2D wavelet transform data compression with error level guarantee for Z-map models

Most of workpiece shapes in NC milling simulations are in Z-map representations that require a very large amount of data to precisely hold a high resolution model. An irreversible compression algorithm for Z-map models using a two-dimensional Haar wavelet transform is proposed to resolve this tight memory situation for an ordinary PC. A shape model is first transformed by using Haar wavelet to build a wavelet synopsis tree while the maximum errors caused by virtually truncating high-frequency components are simultaneously calculated. The total amount of the shape data can be reduced by truncating particular sections of the wavelet components that satisfy the error threshold given by the user. Our algorithm guarantees that any error due to its irreversible compression processes is smaller than the specified level measured against the original model. A series of experiments were conducted using an Apple iMac with a 3.2 GHz CPU and 8 GB of memory. The experiments were performed with 16 sample shape models on 512×512 to 8192×8192 grids to evaluate the compression efficiency of the proposed method. Experimental results confirmed that our compression algorithm requires approximately 20–30 ms for 512×512 models and 7 s for 8192×8192 models under a maximum error level of 10× 10−6 m (a typical criteria for NC milling simulations).
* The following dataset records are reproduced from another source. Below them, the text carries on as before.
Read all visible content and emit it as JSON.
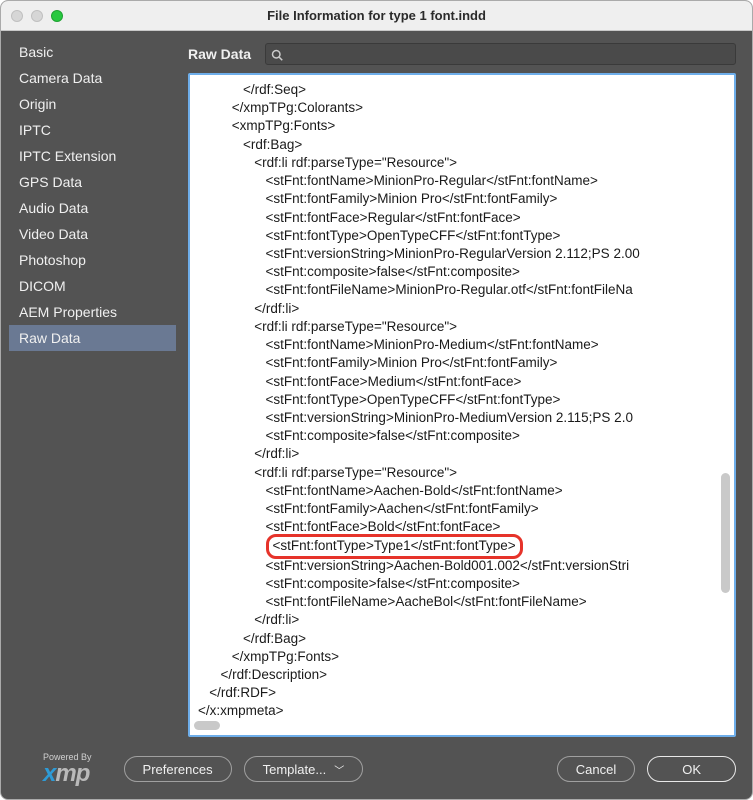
{
  "window": {
    "title": "File Information for type 1 font.indd"
  },
  "sidebar": {
    "items": [
      {
        "label": "Basic"
      },
      {
        "label": "Camera Data"
      },
      {
        "label": "Origin"
      },
      {
        "label": "IPTC"
      },
      {
        "label": "IPTC Extension"
      },
      {
        "label": "GPS Data"
      },
      {
        "label": "Audio Data"
      },
      {
        "label": "Video Data"
      },
      {
        "label": "Photoshop"
      },
      {
        "label": "DICOM"
      },
      {
        "label": "AEM Properties"
      },
      {
        "label": "Raw Data"
      }
    ],
    "selected_index": 11
  },
  "main": {
    "title": "Raw Data",
    "search": {
      "value": "",
      "placeholder": ""
    }
  },
  "raw_lines": [
    "            </rdf:Seq>",
    "         </xmpTPg:Colorants>",
    "         <xmpTPg:Fonts>",
    "            <rdf:Bag>",
    "               <rdf:li rdf:parseType=\"Resource\">",
    "                  <stFnt:fontName>MinionPro-Regular</stFnt:fontName>",
    "                  <stFnt:fontFamily>Minion Pro</stFnt:fontFamily>",
    "                  <stFnt:fontFace>Regular</stFnt:fontFace>",
    "                  <stFnt:fontType>OpenTypeCFF</stFnt:fontType>",
    "                  <stFnt:versionString>MinionPro-RegularVersion 2.112;PS 2.00",
    "                  <stFnt:composite>false</stFnt:composite>",
    "                  <stFnt:fontFileName>MinionPro-Regular.otf</stFnt:fontFileNa",
    "               </rdf:li>",
    "               <rdf:li rdf:parseType=\"Resource\">",
    "                  <stFnt:fontName>MinionPro-Medium</stFnt:fontName>",
    "                  <stFnt:fontFamily>Minion Pro</stFnt:fontFamily>",
    "                  <stFnt:fontFace>Medium</stFnt:fontFace>",
    "                  <stFnt:fontType>OpenTypeCFF</stFnt:fontType>",
    "                  <stFnt:versionString>MinionPro-MediumVersion 2.115;PS 2.0",
    "                  <stFnt:composite>false</stFnt:composite>",
    "               </rdf:li>",
    "               <rdf:li rdf:parseType=\"Resource\">",
    "                  <stFnt:fontName>Aachen-Bold</stFnt:fontName>",
    "                  <stFnt:fontFamily>Aachen</stFnt:fontFamily>",
    "                  <stFnt:fontFace>Bold</stFnt:fontFace>",
    "                  <stFnt:fontType>Type1</stFnt:fontType>",
    "                  <stFnt:versionString>Aachen-Bold001.002</stFnt:versionStri",
    "                  <stFnt:composite>false</stFnt:composite>",
    "                  <stFnt:fontFileName>AacheBol</stFnt:fontFileName>",
    "               </rdf:li>",
    "            </rdf:Bag>",
    "         </xmpTPg:Fonts>",
    "      </rdf:Description>",
    "   </rdf:RDF>",
    "</x:xmpmeta>"
  ],
  "highlight_line_index": 25,
  "footer": {
    "powered_by": "Powered By",
    "logo_x": "x",
    "logo_mp": "mp",
    "preferences": "Preferences",
    "template": "Template...",
    "cancel": "Cancel",
    "ok": "OK"
  }
}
The compressed binaries outputted by the proposed method are generally 25–35% smaller than the baseline results by gzip, one of common reversible compression libraries, while these two methods require almost the same level of computational costs. Highlights Discarding diagonal components in WT significantly reduces data amount. The proposed method outperforms a reversible method by 25–35% in size reduction. Most of computational time is consumed by the reversible compression step. The proposed method compresses 5122 models in 20 ms, 81922 models in 7 s.